Use the Henderson-Hasselbalch equation. NH4Cl is the acid and NH3 is the base.

Does that mean that I do not need to do an ICE table but just use the HH equation?

To calculate the pH of a buffer solution, we need to use the Henderson-Hasselbalch equation:

pH = pKa + log([A-]/[HA])

In this case, NH3 acts as a base (A-) and NH4Cl acts as its conjugate acid (HA).

First, we need to calculate the concentrations of NH3 and NH4Cl in the final buffer solution.

For NH3:
Initial concentration = 0.1 M
Volume = 125 mL
Final concentration = (Initial concentration * Volume) / Total volume
= (0.1 M * 125 mL) / (125 mL + 250 mL)
= 0.0333 M

For NH4Cl:
Initial concentration = 0.1 M
Volume = 250 mL
Final concentration = (Initial concentration * Volume) / Total volume
= (0.1 M * 250 mL) / (125 mL + 250 mL)
= 0.0667 M

Next, we need to calculate the pKa of NH4Cl to determine the value of Ka.

pKa = -log(Ka)

Given that the Kb of NH3 is 1.76x10^-5, we can use the relationship:

Ka * Kb = Kw (the ion product constant for water)

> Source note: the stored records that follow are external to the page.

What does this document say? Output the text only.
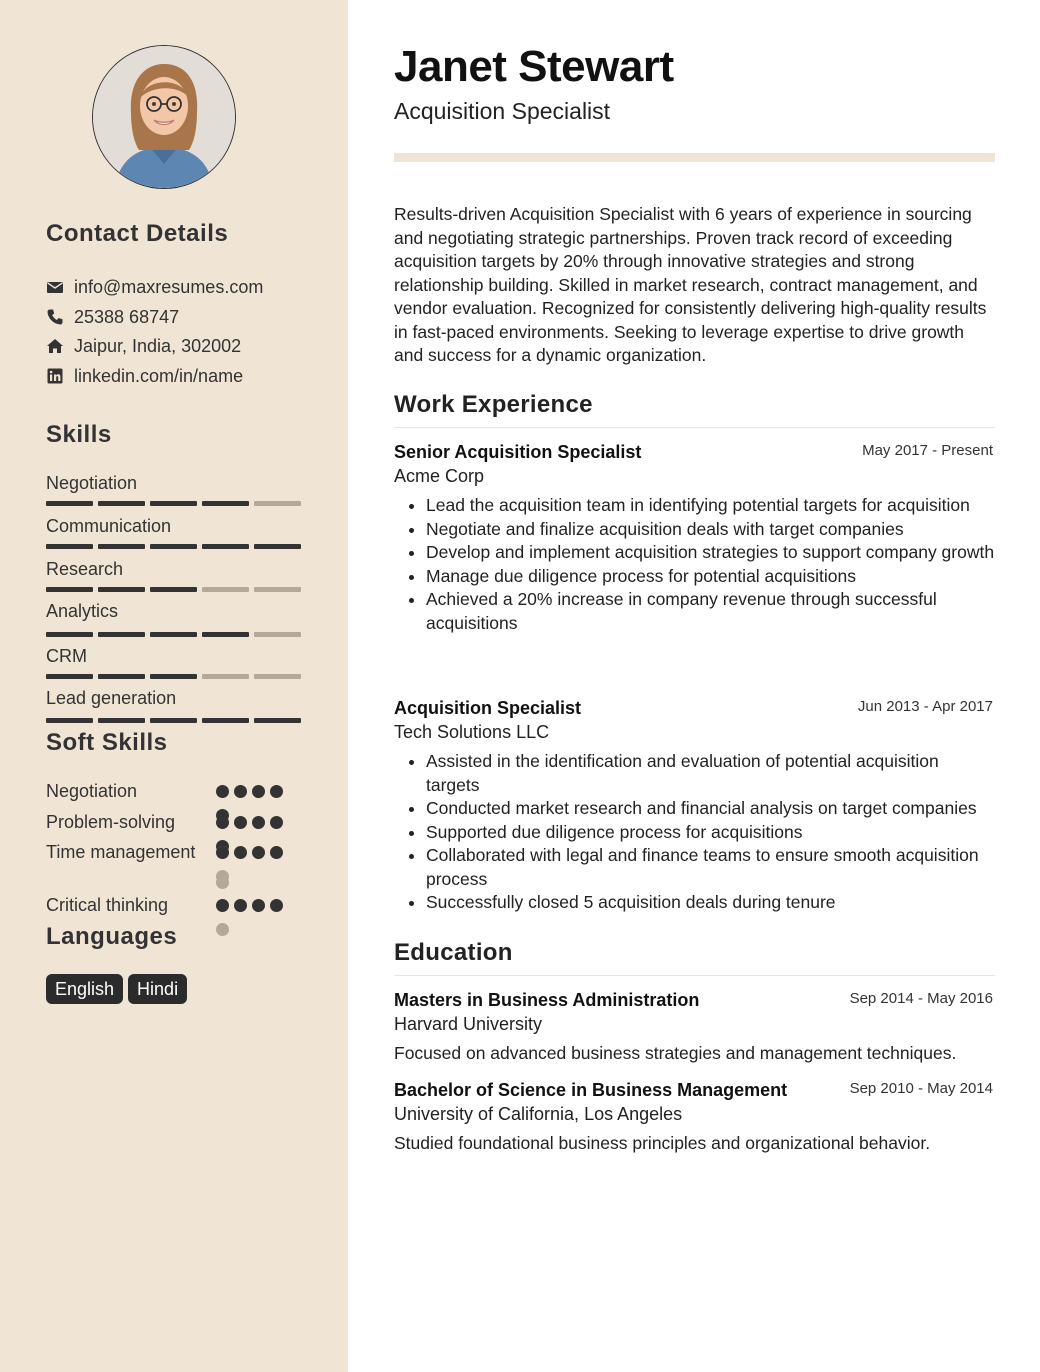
Contact Details
info@maxresumes.com
25388 68747
Jaipur, India, 302002
linkedin.com/in/name
Skills
Negotiation
Communication
Research
Analytics
CRM
Lead generation
Soft Skills
Negotiation
Problem-solving
Time management
Critical thinking
Languages
English	Hindi
Janet Stewart
Acquisition Specialist

Results-driven Acquisition Specialist with 6 years of experience in sourcing and negotiating strategic partnerships. Proven track record of exceeding acquisition targets by 20% through innovative strategies and strong relationship building. Skilled in market research, contract management, and vendor evaluation. Recognized for consistently delivering high-quality results in fast-paced environments. Seeking to leverage expertise to drive growth and success for a dynamic organization.

Work Experience
Senior Acquisition Specialist	May 2017 - Present
Acme Corp
• Lead the acquisition team in identifying potential targets for acquisition
• Negotiate and finalize acquisition deals with target companies
• Develop and implement acquisition strategies to support company growth
• Manage due diligence process for potential acquisitions
• Achieved a 20% increase in company revenue through successful acquisitions
Acquisition Specialist	Jun 2013 - Apr 2017
Tech Solutions LLC
• Assisted in the identification and evaluation of potential acquisition targets
• Conducted market research and financial analysis on target companies
• Supported due diligence process for acquisitions
• Collaborated with legal and finance teams to ensure smooth acquisition process
• Successfully closed 5 acquisition deals during tenure
Education
Masters in Business Administration	Sep 2014 - May 2016
Harvard University
Focused on advanced business strategies and management techniques.
Bachelor of Science in Business Management	Sep 2010 - May 2014
University of California, Los Angeles
Studied foundational business principles and organizational behavior.
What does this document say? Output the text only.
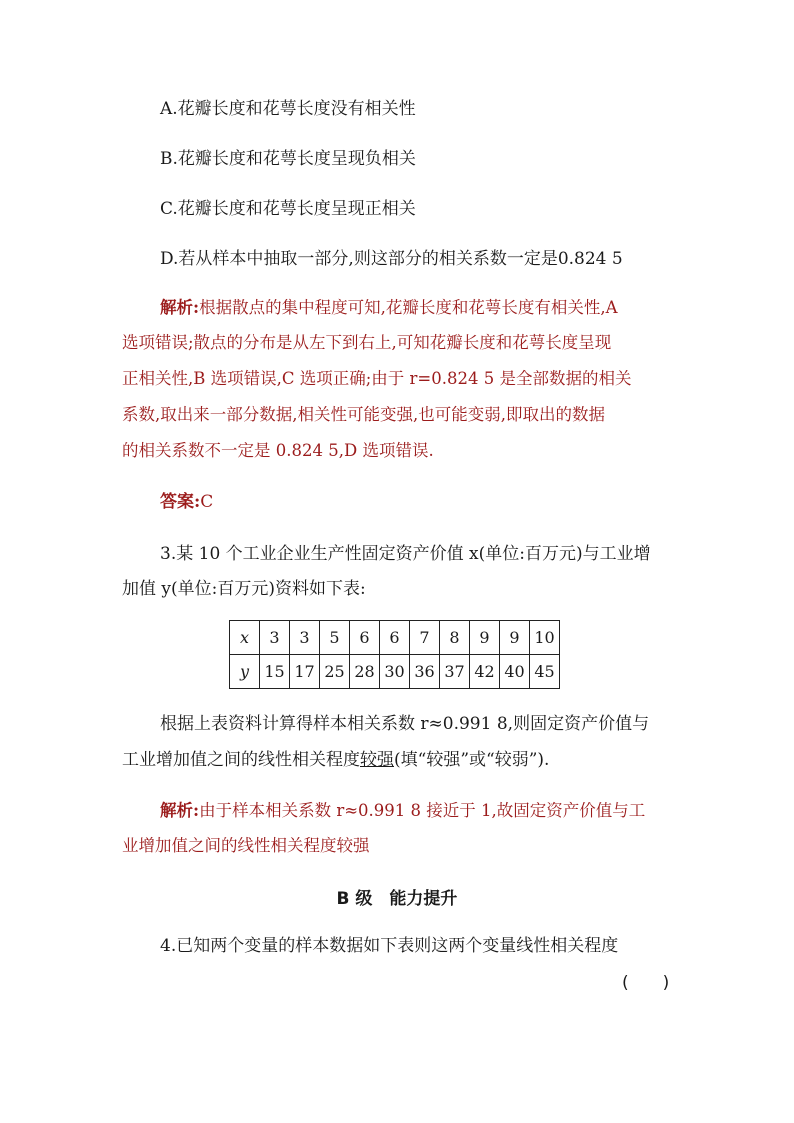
A.花瓣长度和花萼长度没有相关性
B.花瓣长度和花萼长度呈现负相关
C.花瓣长度和花萼长度呈现正相关
D.若从样本中抽取一部分,则这部分的相关系数一定是0.824 5
解析:根据散点的集中程度可知,花瓣长度和花萼长度有相关性,A
选项错误;散点的分布是从左下到右上,可知花瓣长度和花萼长度呈现
正相关性,B 选项错误,C 选项正确;由于 r=0.824 5 是全部数据的相关
系数,取出来一部分数据,相关性可能变强,也可能变弱,即取出的数据
的相关系数不一定是 0.824 5,D 选项错误.
答案:C
3.某 10 个工业企业生产性固定资产价值 x(单位:百万元)与工业增
加值 y(单位:百万元)资料如下表:
x	3	3	5	6	6	7	8	9	9	10
y	15	17	25	28	30	36	37	42	40	45
根据上表资料计算得样本相关系数 r≈0.991 8,则固定资产价值与
工业增加值之间的线性相关程度较强(填“较强”或“较弱”).
解析:由于样本相关系数 r≈0.991 8 接近于 1,故固定资产价值与工
业增加值之间的线性相关程度较强
B 级　能力提升
4.已知两个变量的样本数据如下表则这两个变量线性相关程度
(　　)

Ka = Kw / Kb = (1.00x10^-14) / (1.76x10^-5)
= 5.68x10^-10

pKa = -log(5.68x10^-10) ≈ 9.244

Now we can substitute the values into the Henderson-Hasselbalch equation:

pH = pKa + log([A-]/[HA])
= 9.244 + log(0.0333 M / 0.0667 M)

Calculating the ratio [A-]/[HA]:

[A-]/[HA] = 0.0333 M / 0.0667 M
= 0.5

Substituting the values into the equation:

pH = 9.244 + log(0.5)
≈ 9.244 + (-0.30)
≈ 8.94

Therefore, the pH of the buffer solution is approximately 8.94.